The BPC insists that removing tax breaks would let "most individuals retain the ability to contribute enough to... replace a substantial share of their earnings in retirement."
But why should any American be forced to bankroll their own retirement -- as opposed to their employers?
The "inconvenient truth" is that very few, if any Americans can retire on their 401(k) savings, whether they are pulling down a five-figure or seven-figure income. It's got nothing to do with tax breaks and everything to do with the measly employer contribution rate equal to 3% of pay, the second lowest in the world. Australia's contribution rate to their version of a 401(k) account is equal to 9% of pay, Denmark's is 11.8%, Hungary's is 8%, Mexico's is 6.5%, Poland's is 7.3% and the Slovak Republic's is 9%.
The actuarial "rule of thumb" for retirement adequacy is that you need retirement savings equal to a minimum of 10 times "final pay," or your salary right before retirement, to be able to retire. So a $610,000 next egg in your 60s isn't a windfall, it's the goal if you're earning the median income of $61,000.
If there are 1,000 people in the U.S. who've accumulated "10 times final" in their accounts in their 60s I'd be amazed -- especially affluent Americans. Fidelity's latest report on its clients showed that the median 401(k) account balance for those between the ages of 60 and 64 earning more than $100,000 was $273,000, or less than three times the salary of someone earning $100,000. Vanguard's figures are even gloomier: only three percent of its participants have accumulated more than $250,000 and the median account balance for those over 65 is a paltry $52,000.
If you think that most of Vanguard's and Fidelity's customers are likely covered by a regular pension, also know as defined benefit plan, think again. Only 11% of the private sector population is covered by one and even employees of large companies are probably out of luck. While at the end of 1998, 90 of the Fortune 100 companies offered some sort of pension benefit, according to Towers Watson, today only 17 of them offer them to new hires.
Incredibly, another committee that is advising Obama on fiscal issues, the White House National Commission on Fiscal Responsibility and Reform, is considering tackling the deficit by cutting tax breaks to corporate pension plans as well. Thanks guys! Now pension coverage will shrink from 11% of the population to zero percent of it!
And while there has been much debate about making Social Security solvent, there's been none that I know of about making it adequate. The U.S. has one of the least generous Social Security systems in the advanced world -- replacing one third less income than other countries -- so that it only replaces the incomes of lowest earners.
Unfortunately, President Obama's so-called 401(k) experts simply support "automatic enrollment," in which employees contribute 3% of their pay -- one third of what is needed -- without requiring a minimum employer contribution. As for the 50% of the Americans with no plan at all? They get an "automatic IRA," in which employees can contribute but employers don't have to.
The only trend more frightening than this lack of knowledge about retirement adequacy is that insurers are pitching annuities to Boomers in their 60s, sticking them with a high-fee product that can't make an empty nest egg full.
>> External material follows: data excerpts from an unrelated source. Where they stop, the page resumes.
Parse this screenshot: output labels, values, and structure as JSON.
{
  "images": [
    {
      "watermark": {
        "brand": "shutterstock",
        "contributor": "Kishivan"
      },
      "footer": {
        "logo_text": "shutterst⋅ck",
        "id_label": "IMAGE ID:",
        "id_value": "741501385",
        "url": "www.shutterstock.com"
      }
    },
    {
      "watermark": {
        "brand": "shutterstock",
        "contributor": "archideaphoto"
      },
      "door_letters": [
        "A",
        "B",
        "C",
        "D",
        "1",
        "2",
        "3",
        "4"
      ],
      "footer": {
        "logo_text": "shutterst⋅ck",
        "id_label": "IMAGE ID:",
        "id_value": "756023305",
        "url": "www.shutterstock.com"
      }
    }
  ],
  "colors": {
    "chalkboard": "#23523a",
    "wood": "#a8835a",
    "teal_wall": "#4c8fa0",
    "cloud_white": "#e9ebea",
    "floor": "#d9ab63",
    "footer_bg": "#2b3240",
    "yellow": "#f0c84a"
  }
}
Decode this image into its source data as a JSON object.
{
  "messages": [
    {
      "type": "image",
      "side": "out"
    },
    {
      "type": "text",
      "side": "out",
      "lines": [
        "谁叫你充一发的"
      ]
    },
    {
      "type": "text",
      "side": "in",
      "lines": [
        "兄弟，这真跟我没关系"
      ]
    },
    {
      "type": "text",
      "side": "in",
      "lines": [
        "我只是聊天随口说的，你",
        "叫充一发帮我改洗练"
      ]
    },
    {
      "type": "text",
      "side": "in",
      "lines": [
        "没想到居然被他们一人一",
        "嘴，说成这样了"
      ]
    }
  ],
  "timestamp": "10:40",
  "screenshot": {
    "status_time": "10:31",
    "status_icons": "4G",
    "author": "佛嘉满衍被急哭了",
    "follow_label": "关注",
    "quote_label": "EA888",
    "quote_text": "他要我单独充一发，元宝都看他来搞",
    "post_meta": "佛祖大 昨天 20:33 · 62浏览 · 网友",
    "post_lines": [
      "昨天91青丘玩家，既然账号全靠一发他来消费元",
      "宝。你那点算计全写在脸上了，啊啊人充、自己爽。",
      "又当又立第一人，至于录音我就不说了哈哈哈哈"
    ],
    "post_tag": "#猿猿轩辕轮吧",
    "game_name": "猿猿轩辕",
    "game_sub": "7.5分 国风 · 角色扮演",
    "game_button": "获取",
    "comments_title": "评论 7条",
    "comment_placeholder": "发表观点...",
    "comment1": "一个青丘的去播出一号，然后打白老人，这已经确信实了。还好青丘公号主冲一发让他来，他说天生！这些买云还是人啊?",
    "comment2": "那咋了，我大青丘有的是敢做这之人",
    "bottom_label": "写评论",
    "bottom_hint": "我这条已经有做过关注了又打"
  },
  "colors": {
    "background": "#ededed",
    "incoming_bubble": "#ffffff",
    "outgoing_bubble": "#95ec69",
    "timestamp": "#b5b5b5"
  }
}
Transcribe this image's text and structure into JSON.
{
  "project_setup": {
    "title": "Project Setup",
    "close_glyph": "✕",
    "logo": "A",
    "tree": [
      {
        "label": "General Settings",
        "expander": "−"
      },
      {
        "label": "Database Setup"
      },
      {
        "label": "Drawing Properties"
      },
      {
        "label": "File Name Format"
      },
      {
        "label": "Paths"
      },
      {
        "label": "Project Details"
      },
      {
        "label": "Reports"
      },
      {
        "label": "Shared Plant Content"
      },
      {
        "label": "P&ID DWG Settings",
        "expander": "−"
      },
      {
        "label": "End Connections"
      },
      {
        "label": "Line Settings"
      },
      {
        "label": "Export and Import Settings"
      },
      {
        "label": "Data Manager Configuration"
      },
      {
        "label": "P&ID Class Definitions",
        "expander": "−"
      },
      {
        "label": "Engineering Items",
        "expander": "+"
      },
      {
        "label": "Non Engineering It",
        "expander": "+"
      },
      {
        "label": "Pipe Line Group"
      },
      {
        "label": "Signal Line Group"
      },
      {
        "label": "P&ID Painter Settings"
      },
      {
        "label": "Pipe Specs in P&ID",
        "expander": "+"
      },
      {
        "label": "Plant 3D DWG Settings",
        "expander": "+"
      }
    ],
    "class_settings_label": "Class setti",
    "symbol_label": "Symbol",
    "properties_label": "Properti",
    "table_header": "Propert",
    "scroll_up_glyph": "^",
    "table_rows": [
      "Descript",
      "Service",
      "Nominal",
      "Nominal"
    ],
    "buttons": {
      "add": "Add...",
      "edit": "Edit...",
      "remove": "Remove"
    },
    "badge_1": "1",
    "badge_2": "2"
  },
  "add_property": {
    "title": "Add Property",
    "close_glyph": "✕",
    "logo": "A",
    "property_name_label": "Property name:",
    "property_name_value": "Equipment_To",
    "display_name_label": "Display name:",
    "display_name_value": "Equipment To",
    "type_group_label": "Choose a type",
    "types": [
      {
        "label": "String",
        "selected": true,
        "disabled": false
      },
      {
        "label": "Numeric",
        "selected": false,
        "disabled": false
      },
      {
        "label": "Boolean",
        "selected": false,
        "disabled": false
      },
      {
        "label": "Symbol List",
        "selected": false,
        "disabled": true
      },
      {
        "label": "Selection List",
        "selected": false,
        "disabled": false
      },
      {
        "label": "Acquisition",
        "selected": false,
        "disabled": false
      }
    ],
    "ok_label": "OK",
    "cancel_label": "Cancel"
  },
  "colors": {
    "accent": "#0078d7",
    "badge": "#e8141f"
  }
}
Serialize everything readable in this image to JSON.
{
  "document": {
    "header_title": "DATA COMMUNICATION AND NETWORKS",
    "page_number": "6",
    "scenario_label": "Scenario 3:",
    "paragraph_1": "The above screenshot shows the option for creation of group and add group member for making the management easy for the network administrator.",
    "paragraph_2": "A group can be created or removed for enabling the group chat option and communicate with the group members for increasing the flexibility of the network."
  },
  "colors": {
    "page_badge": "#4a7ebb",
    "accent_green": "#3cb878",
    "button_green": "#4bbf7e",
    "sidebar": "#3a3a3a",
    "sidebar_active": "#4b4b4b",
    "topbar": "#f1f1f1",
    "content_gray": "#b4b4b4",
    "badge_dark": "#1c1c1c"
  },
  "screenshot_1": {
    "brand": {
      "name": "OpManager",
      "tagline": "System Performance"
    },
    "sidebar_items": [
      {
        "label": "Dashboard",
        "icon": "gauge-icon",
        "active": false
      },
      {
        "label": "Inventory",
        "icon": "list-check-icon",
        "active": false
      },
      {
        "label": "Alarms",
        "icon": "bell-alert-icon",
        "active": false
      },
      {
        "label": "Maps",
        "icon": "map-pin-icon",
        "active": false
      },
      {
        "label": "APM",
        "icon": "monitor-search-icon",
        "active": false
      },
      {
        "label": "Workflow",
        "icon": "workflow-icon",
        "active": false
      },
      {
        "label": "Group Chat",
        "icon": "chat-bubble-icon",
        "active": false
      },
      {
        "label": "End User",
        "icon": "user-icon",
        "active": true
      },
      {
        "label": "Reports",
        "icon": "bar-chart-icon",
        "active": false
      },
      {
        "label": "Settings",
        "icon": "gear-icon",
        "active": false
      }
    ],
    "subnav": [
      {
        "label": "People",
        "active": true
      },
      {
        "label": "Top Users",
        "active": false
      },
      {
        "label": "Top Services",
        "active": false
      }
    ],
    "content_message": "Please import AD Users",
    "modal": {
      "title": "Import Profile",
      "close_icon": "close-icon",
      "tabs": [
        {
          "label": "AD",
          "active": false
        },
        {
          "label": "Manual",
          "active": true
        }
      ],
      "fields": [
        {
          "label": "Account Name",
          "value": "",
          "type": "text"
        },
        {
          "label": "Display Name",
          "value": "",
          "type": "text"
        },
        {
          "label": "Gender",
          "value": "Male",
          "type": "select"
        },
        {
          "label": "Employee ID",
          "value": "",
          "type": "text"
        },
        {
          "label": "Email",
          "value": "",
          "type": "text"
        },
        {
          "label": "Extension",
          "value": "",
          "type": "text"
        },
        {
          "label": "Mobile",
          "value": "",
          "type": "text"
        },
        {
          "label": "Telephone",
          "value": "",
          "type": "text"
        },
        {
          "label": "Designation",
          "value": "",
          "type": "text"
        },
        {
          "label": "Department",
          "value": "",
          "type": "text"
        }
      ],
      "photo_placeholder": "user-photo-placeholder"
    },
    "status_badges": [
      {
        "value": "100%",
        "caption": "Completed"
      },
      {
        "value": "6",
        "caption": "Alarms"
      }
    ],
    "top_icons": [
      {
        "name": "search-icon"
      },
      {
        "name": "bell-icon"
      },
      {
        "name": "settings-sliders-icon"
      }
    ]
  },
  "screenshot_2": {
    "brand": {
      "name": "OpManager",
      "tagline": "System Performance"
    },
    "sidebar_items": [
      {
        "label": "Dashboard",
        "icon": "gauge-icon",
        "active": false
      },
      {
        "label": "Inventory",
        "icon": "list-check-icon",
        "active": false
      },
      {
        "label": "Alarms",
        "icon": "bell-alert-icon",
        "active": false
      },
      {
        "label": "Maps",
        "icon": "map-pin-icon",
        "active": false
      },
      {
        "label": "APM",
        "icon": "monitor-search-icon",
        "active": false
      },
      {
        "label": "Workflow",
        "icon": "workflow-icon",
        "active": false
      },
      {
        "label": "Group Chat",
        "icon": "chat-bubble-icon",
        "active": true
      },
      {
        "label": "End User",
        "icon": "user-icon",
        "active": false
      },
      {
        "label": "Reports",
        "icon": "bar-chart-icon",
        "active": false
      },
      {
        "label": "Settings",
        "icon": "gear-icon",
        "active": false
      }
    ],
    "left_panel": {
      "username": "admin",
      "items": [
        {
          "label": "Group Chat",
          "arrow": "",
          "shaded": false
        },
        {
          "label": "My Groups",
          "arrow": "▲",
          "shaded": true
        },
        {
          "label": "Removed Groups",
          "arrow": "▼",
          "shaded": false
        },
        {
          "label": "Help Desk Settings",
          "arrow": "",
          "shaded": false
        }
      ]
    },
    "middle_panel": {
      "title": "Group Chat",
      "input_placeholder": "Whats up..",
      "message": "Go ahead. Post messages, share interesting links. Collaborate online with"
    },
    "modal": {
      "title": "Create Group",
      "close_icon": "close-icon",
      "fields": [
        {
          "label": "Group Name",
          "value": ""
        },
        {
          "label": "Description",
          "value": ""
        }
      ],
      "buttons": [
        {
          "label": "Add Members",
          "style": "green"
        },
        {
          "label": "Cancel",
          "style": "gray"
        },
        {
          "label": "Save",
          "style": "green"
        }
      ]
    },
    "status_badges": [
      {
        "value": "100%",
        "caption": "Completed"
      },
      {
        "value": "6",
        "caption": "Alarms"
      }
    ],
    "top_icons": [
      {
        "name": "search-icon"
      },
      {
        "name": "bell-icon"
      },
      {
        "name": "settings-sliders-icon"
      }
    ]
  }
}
Ironically enough, if we can't require employers to contribute enough to their employees' accounts to ensure retirement adequacy, the only solution is to do the opposite of what the think tanks call for, which is to increase tax breaks for the majority of us who have to bankroll most of our own retirement. Financial planners should consider teaming up with the mutual fund industry to lobby to raise the ceiling on deductible IRAs from the measly ceiling of $5,500 to $50,000 for any American who isn't covered by a pension. Only in that way will some of us be able to save outside of our 401(k) accounts, given that otherwise retirement is currently not an option for most Americans.